Heel anders gaat dat in zijn werk in de Rabbijnse exegese. De uitdrukking beeld of gelijkenis van God wordt in de mij bekende literatuur nergens onderscheiden op de hierboven geschetste wijze. De gelijkenis van God is een eigenschap van de mens, en geschonken door de daad van de schepping zelf, die hem het vermogen geeft om God in Zijn karakter na te bootsen. Wanneer iemand bijvoorbeeld een daad van barmhartigheid uitvoert, geldt dat als een weerspiegeling van Gods karakter. Omdat het woord “elohiem” gebruikt wordt, gaat het dan bovendien om het karakter van God in Zijn tweevoudige relatie tot de mensheid. Namelijk enerzijds Zijn gerechtigheid en anderzijds Zijn barmhartigheid.

De profeet Micha schreef (6:8):

Hij heeft u, mens (=Adam), bekendgemaakt wat goed is en wat de Heere van u vraagt: niets anders dan recht te doen, goedertierenheid lief te hebben (Hebreeuws: chèsèd) en ootmoedig te wandelen met uw God.”

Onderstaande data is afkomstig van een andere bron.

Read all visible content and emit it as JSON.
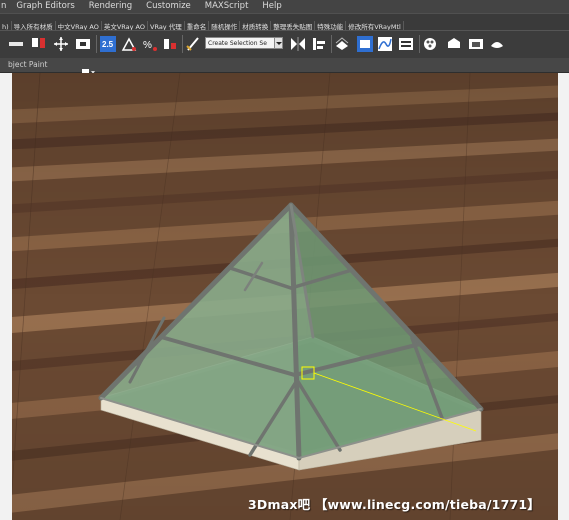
{
  "menu": {
    "items": [
      "n",
      "Graph Editors",
      "Rendering",
      "Customize",
      "MAXScript",
      "Help"
    ]
  },
  "plugin_toolbar": {
    "buttons": [
      "h)",
      "导入所有材质",
      "中文VRay AO",
      "英文VRay AO",
      "VRay 代理",
      "重命名",
      "随机操作",
      "材质转换",
      "整理丢失贴图",
      "特殊功能",
      "修改所有VRayMtl"
    ]
  },
  "main_toolbar": {
    "selection_set_placeholder": "Create Selection Se",
    "snap_label": "2.5",
    "icons": [
      "select-icon",
      "select-and-link-icon",
      "move-icon",
      "scale-icon",
      "snaps-toggle-icon",
      "angle-snap-icon",
      "percent-snap-icon",
      "spinner-snap-icon",
      "edit-named-selection-icon",
      "mirror-icon",
      "align-icon",
      "layers-icon",
      "graphite-toggle-icon",
      "curve-editor-icon",
      "schematic-view-icon",
      "material-editor-icon",
      "render-setup-icon",
      "rendered-frame-icon",
      "render-icon"
    ]
  },
  "ribbon": {
    "label": "bject Paint"
  },
  "viewport": {
    "watermark": "3Dmax吧 【www.linecg.com/tieba/1771】"
  },
  "colors": {
    "ui_dark": "#444444",
    "floor_wood": "#6b4a33",
    "glass_green": "#7fa383",
    "frame_grey": "#6f746f",
    "base_cream": "#e8e1cf",
    "selection_yellow": "#ffff00"
  }
}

De Rabbijnen leiden hieruit af dat we deze goedertierenheid of barmhartigheid moeten beoefenen wanneer dat maar mogelijk is. Liefde voor goedertierenheid betekent dat we elke gelegenheid aangrijpen om anderen te helpen, en dat wij anderen aanmoedigen om ook goedertierenheid te bedrijven.

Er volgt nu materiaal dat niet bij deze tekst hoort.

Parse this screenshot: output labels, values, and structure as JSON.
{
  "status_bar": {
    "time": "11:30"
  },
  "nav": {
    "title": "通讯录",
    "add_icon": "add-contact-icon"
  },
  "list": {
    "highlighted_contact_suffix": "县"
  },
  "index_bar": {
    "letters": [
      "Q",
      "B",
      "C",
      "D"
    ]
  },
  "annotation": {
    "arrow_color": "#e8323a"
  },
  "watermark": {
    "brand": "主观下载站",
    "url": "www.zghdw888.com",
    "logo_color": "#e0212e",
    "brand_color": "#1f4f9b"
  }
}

Toch is er deze algemene regel: als je bezig bent met de studie van de Thora en er is een gelegenheid om goedertierenheid te doen, mag je je studie niet onderbreken als iemand anders in staat is om barmhartigheid aan een ander te bewijzen. Als niemand echter beschikbaar is of gewillig is om de barmhartigheid te doen, moet je het doen en dan terugkeren naar je studie. (Vrij naar de Sjoelchan Aroech, traktaat Jorè Dea 246:18.)

Het is trouwens eveneens een opdracht, om niet voortdurend aan anderen om een daad van barmhartigheid te vragen, hoe klein het ook is. Iemand niet lastig vallen is ook een vorm van barmhartigheid.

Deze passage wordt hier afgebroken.